Most helpful comment

The Dataset will be initialized only one-time, and use the parameter it got first to initialize. For example, in you case, the parameter in the cv is used to initialize the dataset.
After initialize of dataset, the parameter cannot be override.

guolinke on 19 Nov 2018

👍2

All 7 comments

@mayer79
we have test for mc in python package: https://github.com/Microsoft/LightGBM/blob/af3c4f89ff3989516c60d3f1f1d1e10c7758b855/tests/python_package_test/test_engine.py#L670-L708

can you try to pass mc parameter to dataset? (or remave the cv).

guolinke on 18 Nov 2018

@guolinke: I could not reproduce the problem in Python, so I tried out different things to identify what goes wrong in the example code above.

It seems that old instances of "params" are stuck somewhere in C++ aether (?) and are not being updated by the next call of lgb.train. Adding one row

lgb_data <- lgb.Dataset(train[, "x", drop = FALSE], label = train[, "y"])

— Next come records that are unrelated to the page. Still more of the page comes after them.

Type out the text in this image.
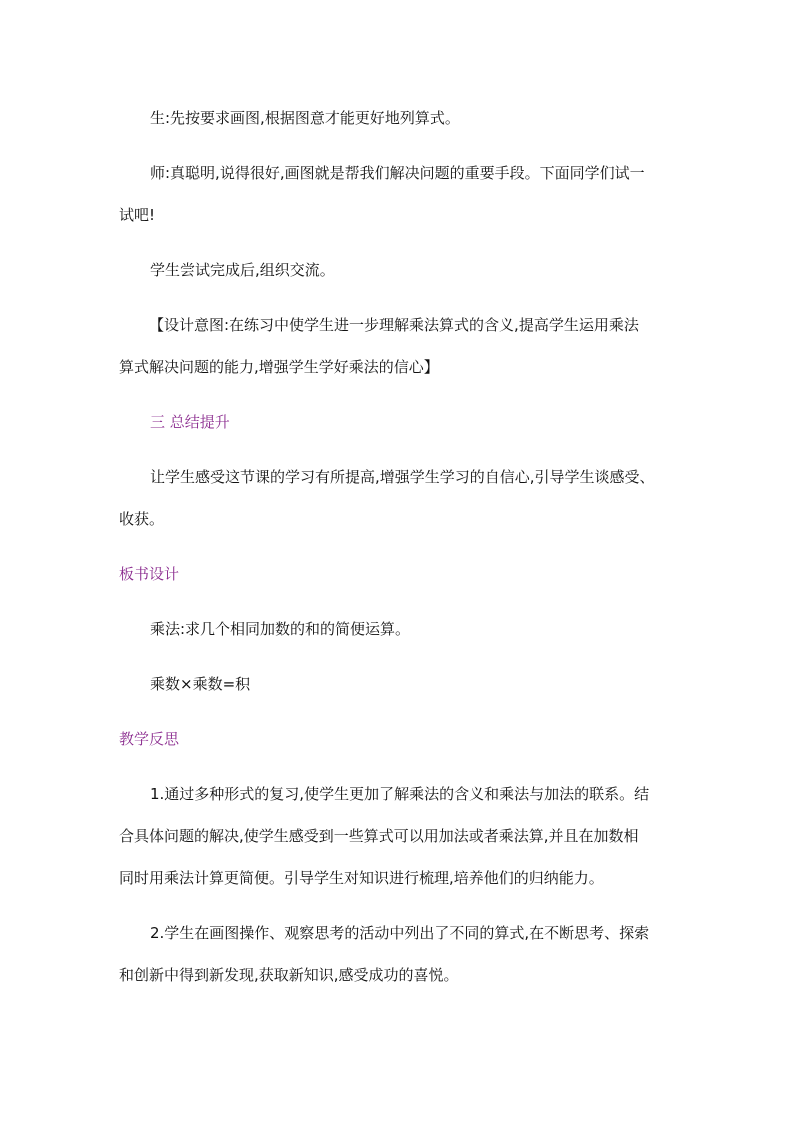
生:先按要求画图,根据图意才能更好地列算式。
师:真聪明,说得很好,画图就是帮我们解决问题的重要手段。下面同学们试一
试吧!
学生尝试完成后,组织交流。
【设计意图:在练习中使学生进一步理解乘法算式的含义,提高学生运用乘法
算式解决问题的能力,增强学生学好乘法的信心】
三 总结提升
让学生感受这节课的学习有所提高,增强学生学习的自信心,引导学生谈感受、
收获。
板书设计
乘法:求几个相同加数的和的简便运算。
乘数×乘数=积
教学反思
1.通过多种形式的复习,使学生更加了解乘法的含义和乘法与加法的联系。结
合具体问题的解决,使学生感受到一些算式可以用加法或者乘法算,并且在加数相
同时用乘法计算更简便。引导学生对知识进行梳理,培养他们的归纳能力。
2.学生在画图操作、观察思考的活动中列出了不同的算式,在不断思考、探索
和创新中得到新发现,获取新知识,感受成功的喜悦。
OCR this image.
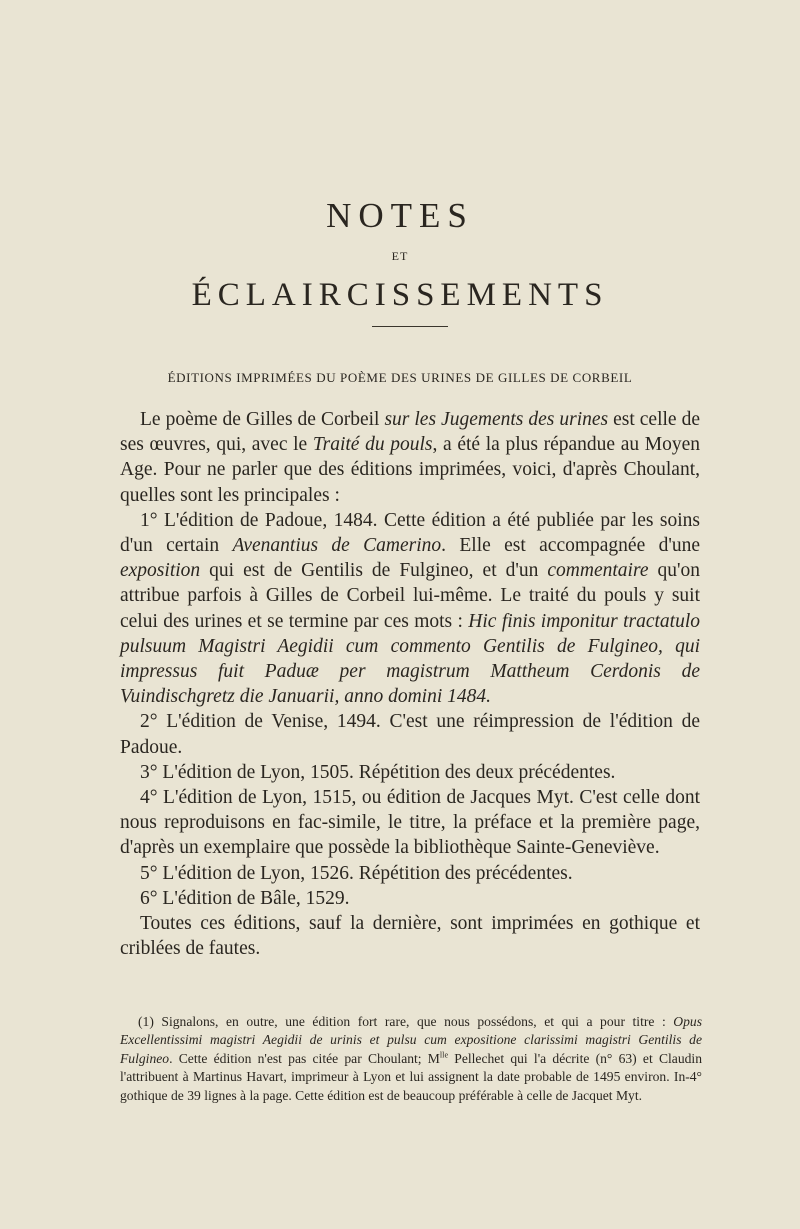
NOTES
ET
ÉCLAIRCISSEMENTS
ÉDITIONS IMPRIMÉES DU POÈME DES URINES DE GILLES DE CORBEIL

Le poème de Gilles de Corbeil sur les Jugements des urines est celle de ses œuvres, qui, avec le Traité du pouls, a été la plus répandue au Moyen Age. Pour ne parler que des éditions imprimées, voici, d'après Choulant, quelles sont les principales :

1° L'édition de Padoue, 1484. Cette édition a été publiée par les soins d'un certain Avenantius de Camerino. Elle est accompagnée d'une exposition qui est de Gentilis de Fulgineo, et d'un commentaire qu'on attribue parfois à Gilles de Corbeil lui-même. Le traité du pouls y suit celui des urines et se termine par ces mots : Hic finis imponitur tractatulo pulsuum Magistri Aegidii cum commento Gentilis de Fulgineo, qui impressus fuit Paduæ per magistrum Mattheum Cerdonis de Vuindischgretz die Januarii, anno domini 1484.

2° L'édition de Venise, 1494. C'est une réimpression de l'édition de Padoue.

3° L'édition de Lyon, 1505. Répétition des deux précédentes.

4° L'édition de Lyon, 1515, ou édition de Jacques Myt. C'est celle dont nous reproduisons en fac-simile, le titre, la préface et la première page, d'après un exemplaire que possède la bibliothèque Sainte-Geneviève.

5° L'édition de Lyon, 1526. Répétition des précédentes.

6° L'édition de Bâle, 1529.

Toutes ces éditions, sauf la dernière, sont imprimées en gothique et criblées de fautes.

(1) Signalons, en outre, une édition fort rare, que nous possédons, et qui a pour titre : Opus Excellentissimi magistri Aegidii de urinis et pulsu cum expositione clarissimi magistri Gentilis de Fulgineo. Cette édition n'est pas citée par Choulant; $M^{lle}$ Pellechet qui l'a décrite (n° 63) et Claudin l'attribuent à Martinus Havart, imprimeur à Lyon et lui assignent la date probable de 1495 environ. In-4° gothique de 39 lignes à la page. Cette édition est de beaucoup préférable à celle de Jacquet Myt.
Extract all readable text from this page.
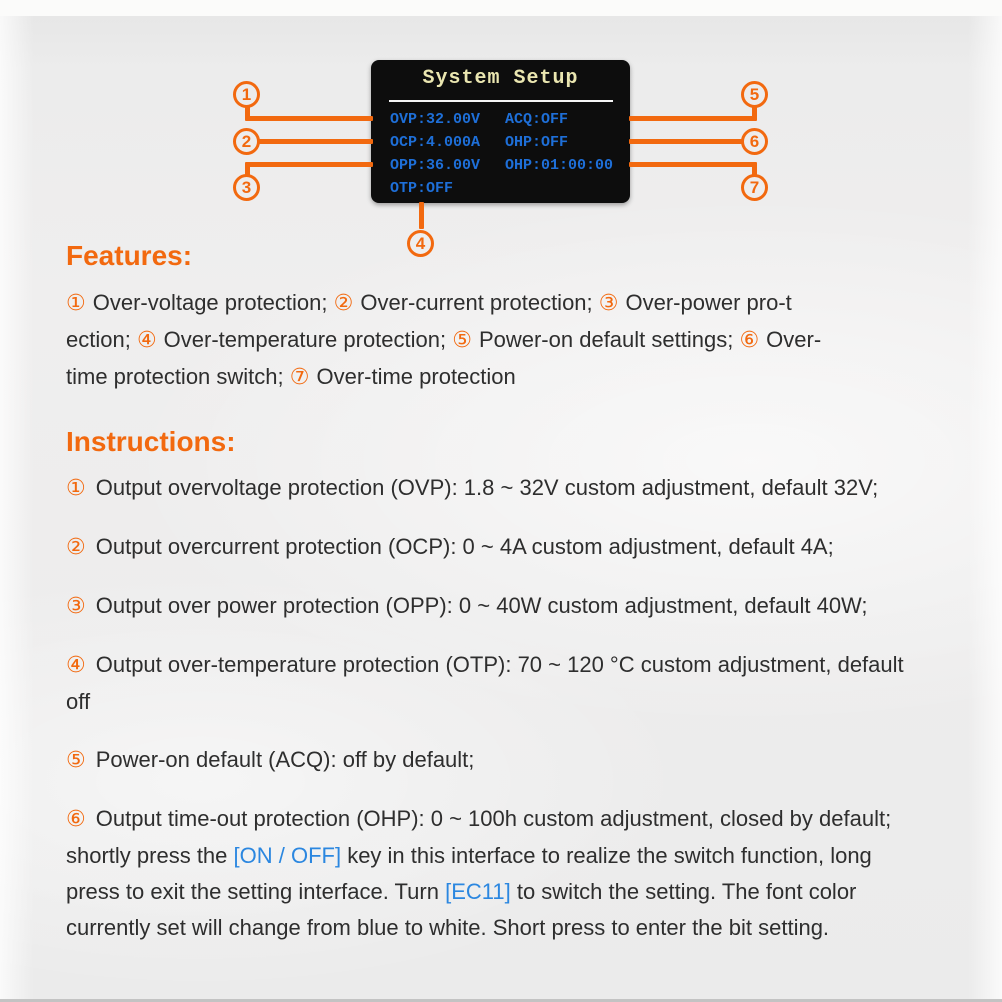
System Setup
OVP:32.00V	ACQ:OFF
OCP:4.000A	OHP:OFF
OPP:36.00V	OHP:01:00:00
OTP:OFF
1
2
3
4
5
6
7
Features:

① Over-voltage protection; ② Over-current protection; ③ Over-power pro-t
ection; ④ Over-temperature protection; ⑤ Power-on default settings; ⑥ Over-
time protection switch; ⑦ Over-time protection

Instructions:

① Output overvoltage protection (OVP): 1.8 ~ 32V custom adjustment, default 32V;

② Output overcurrent protection (OCP): 0 ~ 4A custom adjustment, default 4A;

③ Output over power protection (OPP): 0 ~ 40W custom adjustment, default 40W;

④ Output over-temperature protection (OTP): 70 ~ 120 °C custom adjustment, default off

⑤ Power-on default (ACQ): off by default;

⑥ Output time-out protection (OHP): 0 ~ 100h custom adjustment, closed by default; shortly press the [ON / OFF] key in this interface to realize the switch function, long press to exit the setting interface. Turn [EC11] to switch the setting. The font color currently set will change from blue to white. Short press to enter the bit setting.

just before calling the constrained model solves the problem. Do you think when running gridsearch-CV, we would need to construct the data set like this within the gridsearch loop?

mayer79 on 18 Nov 2018

👍1

guolinke on 19 Nov 2018

👍2

For grid search, it depends. Some parameter don't affect the dataset object, like num_trees.

guolinke on 19 Nov 2018

👍1

Oh - this is a very valuable information, best thanks. So, nothing is wrong with monotonic constraints and we can close this issue. I am wondering how complex it would be to provide an warning (or even error) if the current parameters are inconsistent with those used in initialization of the data set?

mayer79 on 19 Nov 2018

@guolinke is there a way to get the parameters of the Dataset and update them? Or should we use free data parameter when creating the Dataset?